The multi-stage hydraulic fracturing technology is widely used in horizontal wells for the economical production of fossil fuels. This technology can reduce the operational costs by simultaneously creating multiple hydraulic fractures, however production log data demonstrate its failure in generating effective hydraulic fractures from a portion of perforation clusters. In order to promote a more uniform fracture growth, we present a numerical model as a tool to investigate the simultaneous propagation of multiple hydraulic fractures in horizontal wells. The model captures related physical processes by coupling elastic deformation of rock, stress interaction among fractures, fluid flow in fractures and flow distribution into different fractures.
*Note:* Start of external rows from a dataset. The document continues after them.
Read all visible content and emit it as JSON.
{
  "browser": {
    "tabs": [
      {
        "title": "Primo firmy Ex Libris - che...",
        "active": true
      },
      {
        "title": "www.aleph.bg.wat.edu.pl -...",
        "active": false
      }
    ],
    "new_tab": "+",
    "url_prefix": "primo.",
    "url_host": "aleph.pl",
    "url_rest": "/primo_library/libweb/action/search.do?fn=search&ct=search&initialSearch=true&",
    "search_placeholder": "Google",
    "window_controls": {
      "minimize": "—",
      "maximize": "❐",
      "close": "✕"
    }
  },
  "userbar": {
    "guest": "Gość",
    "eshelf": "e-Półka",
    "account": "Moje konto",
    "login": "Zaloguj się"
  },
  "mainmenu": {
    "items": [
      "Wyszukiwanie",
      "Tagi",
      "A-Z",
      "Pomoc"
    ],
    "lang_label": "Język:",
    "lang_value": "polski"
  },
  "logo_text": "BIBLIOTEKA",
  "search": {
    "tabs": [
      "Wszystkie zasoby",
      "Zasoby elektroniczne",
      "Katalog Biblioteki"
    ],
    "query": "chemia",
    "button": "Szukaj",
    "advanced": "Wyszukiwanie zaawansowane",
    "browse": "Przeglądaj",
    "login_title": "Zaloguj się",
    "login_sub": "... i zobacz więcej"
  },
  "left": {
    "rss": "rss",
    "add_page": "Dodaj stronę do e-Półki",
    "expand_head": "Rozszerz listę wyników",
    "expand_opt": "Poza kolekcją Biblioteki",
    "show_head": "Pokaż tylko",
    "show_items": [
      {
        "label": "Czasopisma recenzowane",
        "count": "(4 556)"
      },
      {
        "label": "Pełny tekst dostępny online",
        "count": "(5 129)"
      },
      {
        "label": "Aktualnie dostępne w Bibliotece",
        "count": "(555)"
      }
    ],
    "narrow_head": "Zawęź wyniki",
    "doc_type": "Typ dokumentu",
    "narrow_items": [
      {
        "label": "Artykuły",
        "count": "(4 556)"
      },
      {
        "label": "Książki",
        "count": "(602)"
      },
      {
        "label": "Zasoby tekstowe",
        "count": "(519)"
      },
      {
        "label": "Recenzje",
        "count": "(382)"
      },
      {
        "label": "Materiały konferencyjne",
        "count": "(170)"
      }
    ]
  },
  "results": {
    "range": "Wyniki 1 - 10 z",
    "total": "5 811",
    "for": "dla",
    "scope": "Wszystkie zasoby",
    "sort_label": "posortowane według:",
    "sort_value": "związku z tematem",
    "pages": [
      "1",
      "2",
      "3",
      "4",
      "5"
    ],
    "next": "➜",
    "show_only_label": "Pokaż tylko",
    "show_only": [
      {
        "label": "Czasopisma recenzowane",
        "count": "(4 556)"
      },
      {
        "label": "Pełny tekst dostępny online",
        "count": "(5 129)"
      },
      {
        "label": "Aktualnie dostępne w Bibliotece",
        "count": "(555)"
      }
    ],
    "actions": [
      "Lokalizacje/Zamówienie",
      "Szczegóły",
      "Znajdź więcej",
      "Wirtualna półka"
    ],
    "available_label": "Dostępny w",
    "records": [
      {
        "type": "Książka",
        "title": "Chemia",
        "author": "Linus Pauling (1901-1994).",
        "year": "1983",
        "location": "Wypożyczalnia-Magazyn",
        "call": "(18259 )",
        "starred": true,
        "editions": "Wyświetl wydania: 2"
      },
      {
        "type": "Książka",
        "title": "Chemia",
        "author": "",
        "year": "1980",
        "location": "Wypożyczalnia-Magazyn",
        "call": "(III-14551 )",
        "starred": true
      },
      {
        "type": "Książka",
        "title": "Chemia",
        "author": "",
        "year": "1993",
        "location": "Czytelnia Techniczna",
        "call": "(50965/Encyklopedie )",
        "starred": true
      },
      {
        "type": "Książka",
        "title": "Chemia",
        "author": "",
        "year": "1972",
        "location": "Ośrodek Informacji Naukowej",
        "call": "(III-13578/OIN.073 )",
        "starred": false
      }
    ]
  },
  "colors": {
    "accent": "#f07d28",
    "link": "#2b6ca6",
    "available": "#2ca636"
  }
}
We simulate the growth of multiple hydraulic fractures in numerical cases to investigate the competition process in hydraulic fractures. Numerical results indicate that some measures such as increasing perforation friction and utilizing the inter-well stress interference can promote the uniform growth of multiple hydraulic fractures. We also investigate these optimization measures and their limitation in engineering practice. Although some factors in practice, such as unpredictable near-wellbore tortuosity pressure drops, hinder the optimization of uniform growth, the above-mentioned measures are still proposed to partially mitigate the non-uniformity.